Bisakah timnas akhiri paceklik gelar di markas Thailand, Stadion Rajamangala? Simak ulasan Asep Ginanjar.

oleh Liputan6 diperbarui 16 Des 2016, 08:00 WIB
Kolom Bola Asep Ginanjar (Liputan6.com/Abdillah)

Liputan6.com, Jakarta - Selangkah lagi. Ya, tinggal selangkah lagi Timnas Indonesia mengakhiri paceklik trofi. Setelah SEA Games (dulu masih diikuti timnas senior) pada 1991, seperempat abad lamanya Indonesia tanpa prestasi. Kini, penantian panjang bisa diakhiri. Itu berkat keajaiban yang berlanjut di Stadion Pakansari. Dua gol dari Rizky Pora dan Hansamu Yama Pranata membuat Indonesia terus memelihara mimpi hingga ke batas akhir.

Berbekal kemenangan 2-1, anak-anak asuh Alfred Riedl bisa optimistis menatap laga final kedua di Stadion Rajamangala, akhir pekan ini. Sejak final dilangsungkan dengan sistem kandang-tandang, pemenang final pertama selalu menjadi juara. Apa pun hasil pada final kedua, trofi tak pernah gagal digapai.

Memang benar, berbekal satu gol tandang, Thailand hanya butuh kemenangan 1-0 untuk mengandaskan semua mimpi Boaz Solossa dkk. Lalu, dalam tiga final terakhir, tuan rumah final kedua selalu meraup kemenangan. Namun, tak ada jaminan hal itu bisa digapai oleh tuan rumah karena Indonesia selalu mencetak gol dalam enam laga terakhirnya. Bukan hanya satu, melainkan dua gol per laga.

Hal yang paling sulit dilawan tentu saja kobaran semangat Boaz cs. yang menyala-nyala. Dikurung habis-habisan, digempur "tujuh hari tujuh malam", kebobolan lebih dulu dari lawan, Garuda tak lantas menukik dan jatuh. Kepak sayap mereka tetap kuat dan malah membuat jeri.
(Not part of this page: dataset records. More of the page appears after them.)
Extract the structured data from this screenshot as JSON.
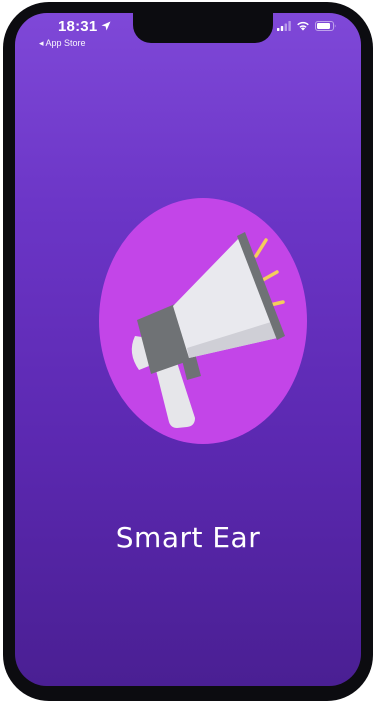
{
  "status_bar": {
    "time": "18:31",
    "back_label": "◂ App Store",
    "icons": [
      "location-arrow-icon",
      "cellular-signal-icon",
      "wifi-icon",
      "battery-icon"
    ]
  },
  "splash": {
    "title": "Smart Ear",
    "logo_icon": "megaphone-icon"
  },
  "colors": {
    "background_top": "#7f48d8",
    "background_bottom": "#4a1f93",
    "logo_circle": "#c345e8",
    "megaphone_body": "#e7e7ec",
    "megaphone_grip": "#6f7275",
    "sound_waves": "#f3cd5c",
    "frame": "#0c0c10"
  }
}
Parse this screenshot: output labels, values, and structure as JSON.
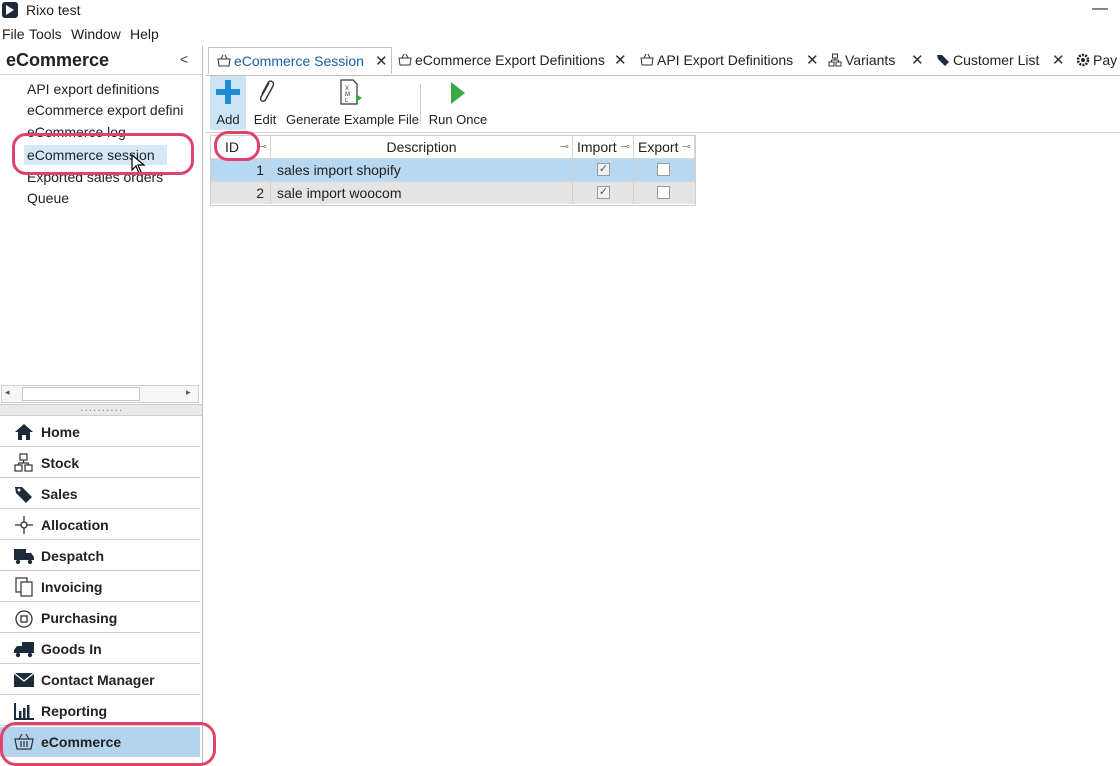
{
  "window": {
    "title": "Rixo test",
    "minimize": "—"
  },
  "menu": [
    "File",
    "Tools",
    "Window",
    "Help"
  ],
  "nav": {
    "title": "eCommerce",
    "collapse": "<",
    "tree": [
      "API export definitions",
      "eCommerce export defini",
      "eCommerce log",
      "eCommerce session",
      "Exported sales orders",
      "Queue"
    ],
    "selected_index": 3,
    "modules": [
      {
        "label": "Home",
        "icon": "home-icon"
      },
      {
        "label": "Stock",
        "icon": "stock-icon"
      },
      {
        "label": "Sales",
        "icon": "sales-tag-icon"
      },
      {
        "label": "Allocation",
        "icon": "allocation-icon"
      },
      {
        "label": "Despatch",
        "icon": "truck-icon"
      },
      {
        "label": "Invoicing",
        "icon": "invoice-icon"
      },
      {
        "label": "Purchasing",
        "icon": "purchasing-icon"
      },
      {
        "label": "Goods In",
        "icon": "goods-in-icon"
      },
      {
        "label": "Contact Manager",
        "icon": "envelope-icon"
      },
      {
        "label": "Reporting",
        "icon": "bar-chart-icon"
      },
      {
        "label": "eCommerce",
        "icon": "basket-icon"
      }
    ],
    "active_module": "eCommerce"
  },
  "tabs": [
    {
      "label": "eCommerce Session",
      "icon": "basket-icon",
      "close": "✕",
      "active": true
    },
    {
      "label": "eCommerce Export Definitions",
      "icon": "basket-icon",
      "close": "✕"
    },
    {
      "label": "API Export Definitions",
      "icon": "basket-icon",
      "close": "✕"
    },
    {
      "label": "Variants",
      "icon": "stock-icon",
      "close": "✕"
    },
    {
      "label": "Customer List",
      "icon": "sales-tag-icon",
      "close": "✕"
    },
    {
      "label": "Pay",
      "icon": "gear-icon"
    }
  ],
  "toolbar": {
    "add": "Add",
    "edit": "Edit",
    "generate": "Generate Example File",
    "run": "Run Once"
  },
  "grid": {
    "columns": [
      "ID",
      "Description",
      "Import",
      "Export"
    ],
    "rows": [
      {
        "id": "1",
        "description": "sales import shopify",
        "import": true,
        "export": false
      },
      {
        "id": "2",
        "description": "sale import woocom",
        "import": true,
        "export": false
      }
    ]
  },
  "colors": {
    "accent": "#1a5fa5",
    "selection": "#b8d8f1",
    "highlight": "#e0436a",
    "add_icon": "#1f8ad6",
    "run_icon": "#3aa845"
  }
}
Jangan lupakan dekapan mesra Fortuna, sang Dewi Keberuntungan. Lihat saja gol Stefano Lilipaly ke gawang Vietnam di Hanoi pada semifinal kedua yang terjadi berkat blunder bek dan kiper lawan saat mengantisipasi umpan silang Boaz. Tengok juga gol Rizky Pora di Pakansari lalu. Bola mengecoh kiper Kawin Thamsatchanan karena lebih dulu membentur punggung Tristan Do.

Bek Timnas Indonesia, Hansamu Yama Pranata (tengah) berlari usai mencetak gol ke gawang Thailand di final pertama Piala AFF 2016 di Stadion Pakansari, Bogor, Rabu (14/12). Indonesia unggul 2-1 atas Thailand. (Liputan6.com/Helmi Fithriansyah)

Tak perlu ragu atau malu mengakui hal itu. Bagaimanapun, keberuntungan adalah faktor yang dimiliki semua pemenang, seluruh juara. Seperti kata Ed Smith dalam Luck, What It Means and Why It Matters, keberuntungan adalah segala faktor yang tak bisa dikontrol oleh kehendak kita. Dia hadir begitu saja.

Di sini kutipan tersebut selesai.